C’est justement ce qui s’est passé en France depuis quelques
années. Pour des raisons variées qui ont déjà été mentionnées ici, l’étendue
consacrée au blé a considérablement baissé, la compensation se faisant par des
cultures diverses et non seulement par la prairie ; et, les circonstances
dues à la guerre aidant, le travail du sol étant parfois incomplet, les engrais
ayant été considérablement diminués, le fumier lui-même ayant moins de valeur
fertilisante par suite de l’appauvrissement des fourrages distribués aux
animaux, le rendement par hectare, au lieu d’augmenter, a été plus
faible ; enfin, insistons aussi sur la répercussion des circonstances
météorologiques défavorables.
On comprend ainsi l’effort de réaction qu’a tenté le
ministère de l’Agriculture pour essayer de rétablir la situation ; on ne
peut admettre indéfiniment que la France ne produise pas tout le blé dont elle
a besoin, et il faut payer aujourd’hui les fautes accumulées en matière de
prix.
On ne doit pas oublier, sur un plan très général, que si,
pendant six ans, notre pays n’avait pas été dans la détresse, il aurait été
normal d’envisager cette diminution lente des étendues consacrées au blé, car,
parallèlement, des progrès importants avaient été accomplis pour le relèvement
du rendement par hectare. Dans l’histoire agricole de la France, on n’a jamais
enregistré un progrès aussi sensible que dans la période qui s’est écoulée de
1920 à 1939. Il semble que, dans ce résultat, il faille attribuer le mérite pour
la plus large part à l’emploi de variétés améliorées se propageant avec une
rapidité évidente, la propagande étant faite surtout par les cultivateurs
eux-mêmes, enseignement des yeux, enseignement de la recette connue. Une autre
part revient à l’élimination des terres de moins bonne qualité, transformées
justement en prairies ou plus souvent délaissées par l’herbe. Dans ces
conditions, on envisageait le maintien de notre production totale en blé, son
augmentation même, posant d’autres problèmes dits de surproduction. Les
productions fourragères augmentant, les produits animaux suivaient et, là
encore, la France réalisait une vocation naturelle, exportation possible des
produits du bétail.
Tout a été bouleversé, et il faut repartir de bas, de très
bas, en vérité. Cette régression que commande notre pauvreté doit faire l’objet
de réflexions approfondies et non pas apparaître comme le résultat, j’allais
dire le fruit d’une sorte d’improvisation qui a surpris et laissé perplexes les
hommes de bonne volonté que sont les cultivateurs pris dans leur ensemble.

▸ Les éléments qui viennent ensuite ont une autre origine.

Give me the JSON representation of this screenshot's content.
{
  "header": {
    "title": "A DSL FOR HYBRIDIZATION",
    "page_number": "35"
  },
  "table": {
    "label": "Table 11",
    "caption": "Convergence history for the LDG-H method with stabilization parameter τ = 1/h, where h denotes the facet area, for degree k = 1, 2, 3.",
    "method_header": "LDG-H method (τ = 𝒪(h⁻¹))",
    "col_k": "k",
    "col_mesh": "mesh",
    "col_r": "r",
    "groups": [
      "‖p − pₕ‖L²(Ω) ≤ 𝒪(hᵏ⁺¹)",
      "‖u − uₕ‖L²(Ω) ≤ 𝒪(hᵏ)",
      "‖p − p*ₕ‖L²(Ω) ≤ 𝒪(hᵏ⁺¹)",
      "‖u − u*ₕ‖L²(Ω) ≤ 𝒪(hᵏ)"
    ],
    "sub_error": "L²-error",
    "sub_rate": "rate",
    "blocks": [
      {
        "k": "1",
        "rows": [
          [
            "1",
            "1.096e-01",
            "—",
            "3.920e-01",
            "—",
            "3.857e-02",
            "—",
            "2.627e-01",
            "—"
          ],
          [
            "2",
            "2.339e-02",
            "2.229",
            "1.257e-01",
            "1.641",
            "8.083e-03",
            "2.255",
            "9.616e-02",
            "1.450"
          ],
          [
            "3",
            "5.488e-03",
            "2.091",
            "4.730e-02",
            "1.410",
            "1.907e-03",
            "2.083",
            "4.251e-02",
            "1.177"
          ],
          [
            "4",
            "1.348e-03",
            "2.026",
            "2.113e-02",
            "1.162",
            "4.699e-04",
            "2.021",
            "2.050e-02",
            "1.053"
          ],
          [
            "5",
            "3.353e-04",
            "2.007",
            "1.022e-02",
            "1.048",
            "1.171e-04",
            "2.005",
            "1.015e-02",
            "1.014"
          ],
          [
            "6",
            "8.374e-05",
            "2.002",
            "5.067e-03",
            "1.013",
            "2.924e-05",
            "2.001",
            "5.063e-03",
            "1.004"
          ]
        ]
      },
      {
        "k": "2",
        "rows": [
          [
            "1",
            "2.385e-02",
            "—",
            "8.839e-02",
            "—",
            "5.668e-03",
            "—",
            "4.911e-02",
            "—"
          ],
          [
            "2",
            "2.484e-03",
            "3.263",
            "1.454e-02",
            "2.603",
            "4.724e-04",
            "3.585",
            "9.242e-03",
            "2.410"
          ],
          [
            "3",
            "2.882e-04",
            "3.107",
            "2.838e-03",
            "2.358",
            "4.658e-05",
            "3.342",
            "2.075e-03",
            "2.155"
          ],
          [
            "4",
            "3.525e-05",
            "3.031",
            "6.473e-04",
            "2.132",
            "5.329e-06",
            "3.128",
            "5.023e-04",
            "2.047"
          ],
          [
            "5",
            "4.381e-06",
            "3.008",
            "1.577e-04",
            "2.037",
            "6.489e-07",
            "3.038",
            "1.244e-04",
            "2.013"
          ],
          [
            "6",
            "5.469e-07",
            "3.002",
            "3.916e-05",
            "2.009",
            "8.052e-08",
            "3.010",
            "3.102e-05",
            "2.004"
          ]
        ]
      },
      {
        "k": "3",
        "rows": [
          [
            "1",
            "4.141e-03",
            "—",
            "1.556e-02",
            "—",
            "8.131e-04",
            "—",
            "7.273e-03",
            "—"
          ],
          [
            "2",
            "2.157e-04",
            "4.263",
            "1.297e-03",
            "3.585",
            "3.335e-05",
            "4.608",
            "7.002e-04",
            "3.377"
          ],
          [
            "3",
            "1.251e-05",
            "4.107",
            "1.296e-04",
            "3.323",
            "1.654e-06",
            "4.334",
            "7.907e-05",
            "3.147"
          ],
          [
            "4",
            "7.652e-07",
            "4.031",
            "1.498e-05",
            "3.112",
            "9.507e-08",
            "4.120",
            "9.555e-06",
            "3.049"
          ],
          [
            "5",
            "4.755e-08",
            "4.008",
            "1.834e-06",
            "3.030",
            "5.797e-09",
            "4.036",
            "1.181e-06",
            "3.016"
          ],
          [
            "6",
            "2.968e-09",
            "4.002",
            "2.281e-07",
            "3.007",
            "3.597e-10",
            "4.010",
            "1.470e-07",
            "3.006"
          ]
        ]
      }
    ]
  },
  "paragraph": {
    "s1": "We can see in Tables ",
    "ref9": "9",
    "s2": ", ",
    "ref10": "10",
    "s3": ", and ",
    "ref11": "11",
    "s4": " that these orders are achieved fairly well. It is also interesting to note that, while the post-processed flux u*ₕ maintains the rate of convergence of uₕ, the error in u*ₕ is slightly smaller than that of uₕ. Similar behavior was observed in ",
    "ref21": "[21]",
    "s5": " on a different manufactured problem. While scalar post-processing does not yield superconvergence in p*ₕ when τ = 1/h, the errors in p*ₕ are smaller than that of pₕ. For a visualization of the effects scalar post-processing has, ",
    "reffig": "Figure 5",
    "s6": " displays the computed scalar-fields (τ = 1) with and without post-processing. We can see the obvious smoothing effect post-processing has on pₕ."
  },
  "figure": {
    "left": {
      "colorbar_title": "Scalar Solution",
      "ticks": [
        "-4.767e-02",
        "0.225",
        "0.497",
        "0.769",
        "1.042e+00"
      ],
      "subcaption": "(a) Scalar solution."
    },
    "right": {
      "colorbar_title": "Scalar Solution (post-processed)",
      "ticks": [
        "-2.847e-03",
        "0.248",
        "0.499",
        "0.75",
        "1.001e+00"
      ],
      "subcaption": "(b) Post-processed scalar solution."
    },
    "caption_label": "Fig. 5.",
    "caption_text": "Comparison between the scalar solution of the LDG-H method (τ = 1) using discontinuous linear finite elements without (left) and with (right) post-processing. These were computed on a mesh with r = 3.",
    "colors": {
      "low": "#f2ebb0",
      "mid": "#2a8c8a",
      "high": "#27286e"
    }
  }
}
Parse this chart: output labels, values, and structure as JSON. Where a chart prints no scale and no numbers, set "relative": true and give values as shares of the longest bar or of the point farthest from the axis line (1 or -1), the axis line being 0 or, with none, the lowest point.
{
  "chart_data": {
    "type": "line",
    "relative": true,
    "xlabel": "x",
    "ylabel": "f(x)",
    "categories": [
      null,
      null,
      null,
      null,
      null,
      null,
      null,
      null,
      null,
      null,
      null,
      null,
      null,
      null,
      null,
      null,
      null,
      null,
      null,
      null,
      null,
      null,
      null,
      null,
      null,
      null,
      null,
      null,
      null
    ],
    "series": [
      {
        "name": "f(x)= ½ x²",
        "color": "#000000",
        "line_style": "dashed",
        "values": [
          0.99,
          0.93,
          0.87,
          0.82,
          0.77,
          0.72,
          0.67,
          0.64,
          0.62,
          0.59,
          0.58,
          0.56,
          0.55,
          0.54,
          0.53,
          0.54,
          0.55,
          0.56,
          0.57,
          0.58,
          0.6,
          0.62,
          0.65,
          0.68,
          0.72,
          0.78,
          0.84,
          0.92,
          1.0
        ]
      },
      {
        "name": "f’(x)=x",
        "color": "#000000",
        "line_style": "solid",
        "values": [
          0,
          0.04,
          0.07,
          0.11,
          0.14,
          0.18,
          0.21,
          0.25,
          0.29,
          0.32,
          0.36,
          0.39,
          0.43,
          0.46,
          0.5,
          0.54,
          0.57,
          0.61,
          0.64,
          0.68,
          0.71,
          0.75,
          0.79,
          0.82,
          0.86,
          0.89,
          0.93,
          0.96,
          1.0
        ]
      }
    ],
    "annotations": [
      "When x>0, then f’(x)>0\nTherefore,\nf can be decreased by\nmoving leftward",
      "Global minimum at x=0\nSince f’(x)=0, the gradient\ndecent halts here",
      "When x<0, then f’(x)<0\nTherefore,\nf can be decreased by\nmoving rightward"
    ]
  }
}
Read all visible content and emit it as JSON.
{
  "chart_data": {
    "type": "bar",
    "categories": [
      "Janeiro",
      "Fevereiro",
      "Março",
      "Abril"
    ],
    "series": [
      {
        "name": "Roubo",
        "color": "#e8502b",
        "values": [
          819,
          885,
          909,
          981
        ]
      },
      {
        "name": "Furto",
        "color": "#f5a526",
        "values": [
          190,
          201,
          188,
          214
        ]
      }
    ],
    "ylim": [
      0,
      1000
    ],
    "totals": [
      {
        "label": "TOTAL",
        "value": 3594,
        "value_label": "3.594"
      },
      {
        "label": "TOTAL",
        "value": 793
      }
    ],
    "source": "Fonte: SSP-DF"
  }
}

On a donc défriché des prairies, ou l’on va en défricher,
mais on ne s’improvise pas défricheur de prairie, on ne sème pas impunément du
blé sur un labour de gazons — terre creuse, mauvais état chimique, mauvais
état physique, — sans le complément d’engrais phosphatés et potassiques
rigoureusement indispensables, afin d’essayer d’obtenir cet équilibre auquel il
faut se cramponner si l’on veut travailler rationnellement. Ainsi ne
faudrait-il pas être étonné si les uns hésitent, préférant l’amende au
désordre ; si d’autres n’obtiennent pas ce que le pays leur demande.
Il reste à examiner ce que deviendront ces terres revenues à
la culture arable. On peut se poser une question qui n’est pas nouvelle et
qu’illustrent de nombreux exemples. Le chimiste agronome Joulie nous a laissé
l’étude la plus remarquable que l’on ait écrite en France sur l’évolution des
prairies naturelles ; l’auteur nous montra, il y a plus d’un demi-siècle,
que la prairie constitue un accumulateur de fertilité remarquable, et il
concluait volontiers, partant, peut-être trop vite, de l’étude de vieilles
prairies, qu’il était intéressant de mobiliser ces réserves et de passer à la
culture arable au bout d’un certain temps. Conclusion exagérée en matière de
vieilles prairies, car il ne viendrait à l’esprit d’aucun agriculteur
connaissant son métier de labourer les prairies du pays d’Auge, du Bessin ou du
Charolais ; d’ailleurs, avec quoi et comment le feraient-ils ?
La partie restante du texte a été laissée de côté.